ナイトは、ここからは綿密な描写を省いて話した。

「男の屋敷には、麻酔薬…今では麻薬と呼ばれているが、意識を混濁させる薬を飲まされた女性達が、たくさん集められていた。その女性達は、皆、一度あの墓地に埋葬された人々だったそうだ」

そう言って、ナイトは言葉を切り、子供達に言った。「さぁ、今日の話はここまでだ。怖い夢を観ないうちに、さっさとベッドに入れ。昼間に起きれなくなるぞ」

「僕、ルーゼリアみたいに強くなる!」ルディは目を輝かせて姉に言った。

「女性に向かって失礼よ」レナが弟の言葉を冷静にたしなめる。

実際、彼女は強いからな、とナイトは心の中で思いながら、部屋を出ようとした子供達に、「お休み」と声をかけた。

「お休みなさい」と、双子は声を揃えて答え、寝室に向かった。


キャッキャとじゃれ合うようにしながら書斎から出て来た子供達を見つけ、エリーゼは「こら。こんな時間まで何してたの?」と言った。

「だって、父様の…」とルディが言いそうになったので、レナはすかさず弟の口をふさいで、「馬鹿」と注意した。

レナは、照れたような笑いを浮かべて、「ちょっと父様にお説教をされてたの。父様には、何も聞かないでね?」と母親に言って、片手をエリーゼの頬に伸ばした。

サインに気づいてエリーゼが身をかがめると、レナはエリーゼの左頬に、ルディは右頬にキスをして、「お休みなさい、母様」と言って廊下を歩いて行った。

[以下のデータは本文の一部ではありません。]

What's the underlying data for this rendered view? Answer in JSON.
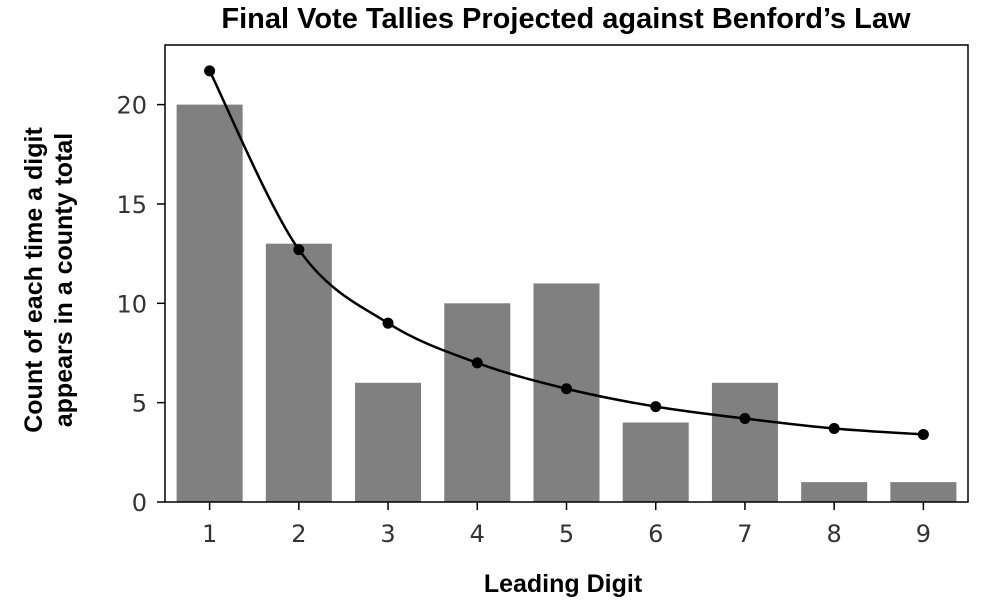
{
  "chart_data": {
    "type": "bar",
    "title": "Final Vote Tallies Projected against Benford’s Law",
    "xlabel": "Leading Digit",
    "ylabel_lines": [
      "Count of each time a digit",
      "appears in a county total"
    ],
    "categories": [
      "1",
      "2",
      "3",
      "4",
      "5",
      "6",
      "7",
      "8",
      "9"
    ],
    "ylim": [
      0,
      23
    ],
    "yticks": [
      0,
      5,
      10,
      15,
      20
    ],
    "grid": false,
    "legend": "none",
    "series": [
      {
        "type": "bar",
        "values": [
          20,
          13,
          6,
          10,
          11,
          4,
          6,
          1,
          1
        ],
        "color": "#808080"
      },
      {
        "type": "line",
        "values": [
          21.7,
          12.7,
          9.0,
          7.0,
          5.7,
          4.8,
          4.2,
          3.7,
          3.4
        ],
        "color": "#000000"
      }
    ]
  }
}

また何か、私の知らないところで、子供達が年相応じゃなくなった気がする。エリーゼはそんなことを思いながら、レナの願い通り、書斎に立ち寄るのは止めにした。


翌朝、まだ前日の物語の興奮も冷めやらぬルディが、屋敷の庭に出て、丁度見回り中だった護衛のジャンに、「ねぇ、僕にも体術を教えて。アレックスが覚えてるような」と言い出した。

その声を子供部屋から聞いていたレナは、ルディが口を滑らせるんじゃないかと冷や冷やしていたが、ジャンはそう疑問も持たずにルディの願いを聞き入れてくれたようだ。

「ルディったら、すぐ影響されるんだから」と呟いては見たものの、レナだってこの休暇に魔術の訓練をしてもらっている。

「双子」と言うようなものだから、似たようなものかと思いながら、レナは反魔術を長続きさせるスペルを何度も口の中で唱えていた。